Sunday afternoon's winds pushed the fire into new acreage, Downey said, but the northwestern flank was slowing as it hit an area burned in 2003 and subsequently logged.
“Since it hit the edge of that old fire, it's not really going anywhere, and that's helping,” she said.
Fires were still burning, however, on both sides of Highway 89 between St. Mary and Browning, with an estimated 34 square miles of burned and still-burning timber.
Afternoon and evening winds were also fanning flames in the Bitterroot Valley, primarily on the Gash Creek fire six miles southwest of Victor.
An impressive column rose from the fire Sunday afternoon, and smoke was so heavy firefighters could not get an accurate measure of the wildfire's extent.
At last count, the Gash Creek fire had burned 1,650 acres of the Bitterroot National Forest.
Most troubling Sunday was fire behavior and growth in the Sweathouse Creek drainage, where spot fires ignited on both sides of the creek.

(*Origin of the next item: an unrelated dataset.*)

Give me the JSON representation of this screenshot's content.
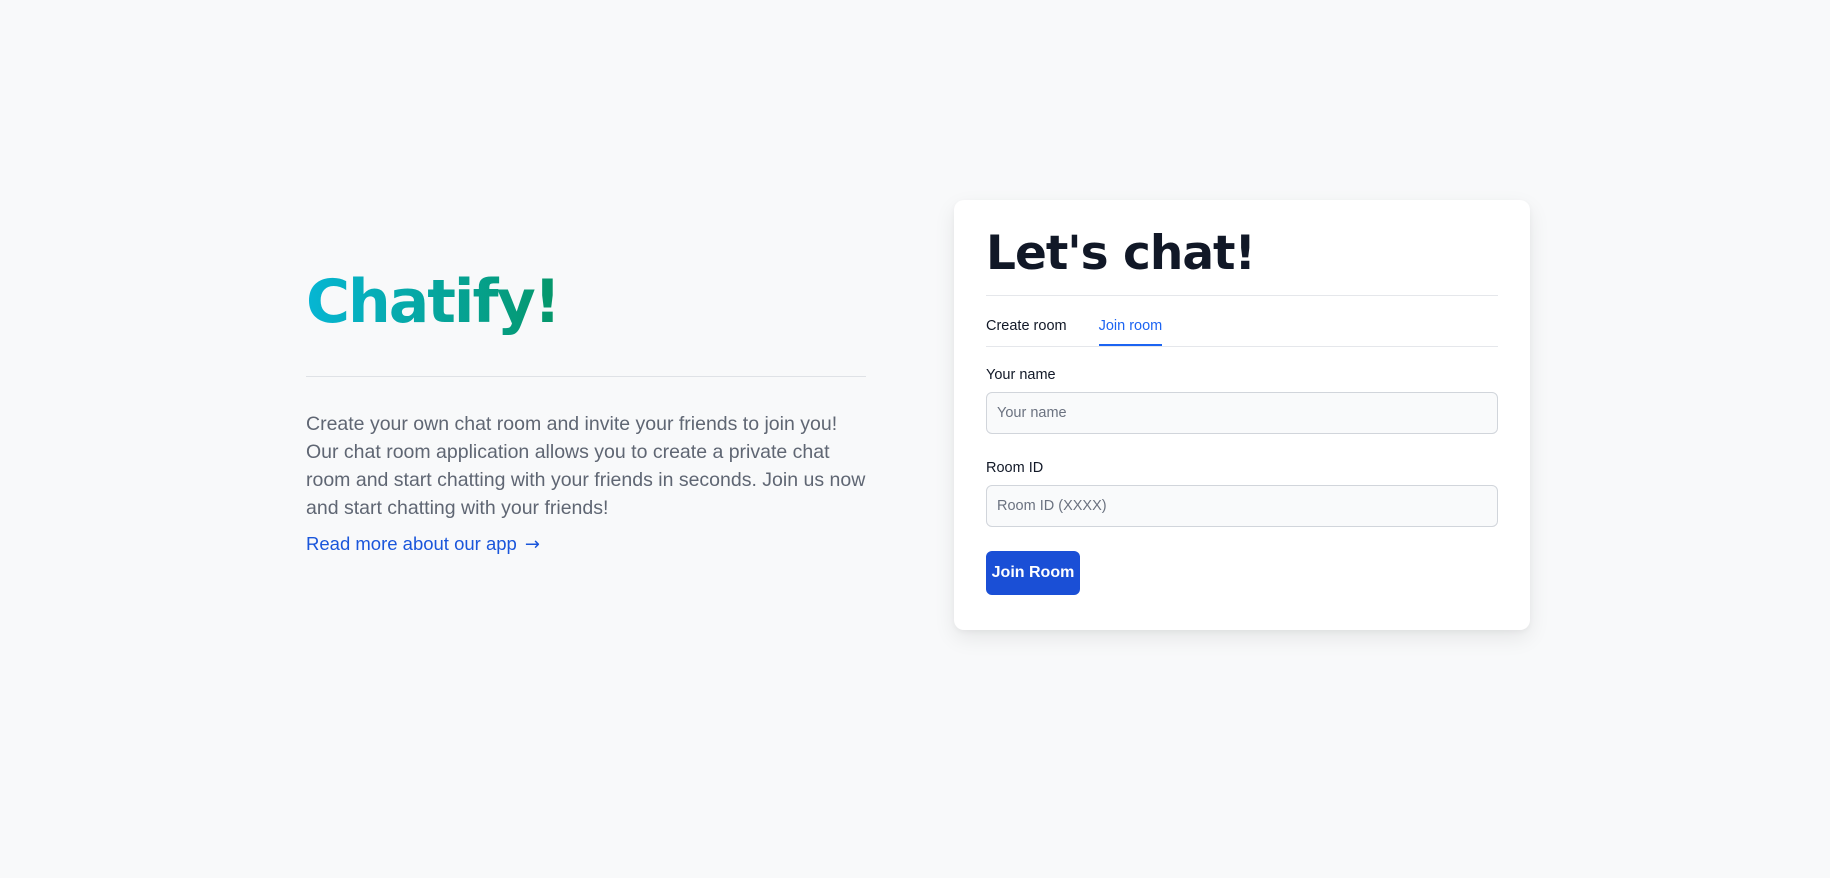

Winds gusted to 40 mph as the cold front crossed the Bitterroot Mountains, and prompted fire bosses to pull crews off several ridgetops because of safety concerns.
But firefighters' earlier efforts to dig hand lines did slow the fire's movement south on Sweathouse Creek, according to fire information officer Elsha Kirby.
“Now they are going to dig the line to follow the switchbacks on the road,” she said, “trying to keep the line as close to the fire as possible. We've got a couple of dozer crews and a couple of ground crews; there'll be a lot of effort through the night on the south side of the fire.”
The goal, Kirby said, is to guide the fire into the Selway-Bitterroot Wilderness - and away from homes lower in the Sweathouse and Gash drainages.
Ravalli County officials did evacuate residents of three homes in upper Sweathouse on Sunday afternoon, and 15 others were warned to be ready if flames spotted further down the narrow canyon.
The fire was also still burning in the Gash Creek drainage, where it started, moving primarily northwest into the wilderness.
Investigators are still looking for information on how the Gash Creek fire started. Anyone with information is asked to call the U.S. Forest Service at (406) 375-4050.
At the 1,060-acre Woodchuck fire northeast of Florence, containment lines held despite Sunday's gusty winds.
Fire information officer Terina Mullen said firefighters did see some single-tree torching as green islands of timber burned inside their containment lines.
But no spot fires were reported outside the lines, and firefighters spent the day dousing hot spots and checking their previous work.
Mullen asked residents of the Eightmile area - who have been allowed to return to their homes - to slow down as they travel roads leading to the fire. The emergency speed limit is posted at 15 mph.
“We've had a few residents driving too fast,” she said. “We need them to slow down on the road, so they can yield to the water tenders. Those big trucks can't stop that quickly.”
Firefighters finished mop-up work Sunday on the McCalla Creek fire, reported a day earlier west of Stevensville and south of St. Mary's Peak, also in the Bitterroot Valley.
That fire was held at a quarter-acre. Its cause remains under investigation.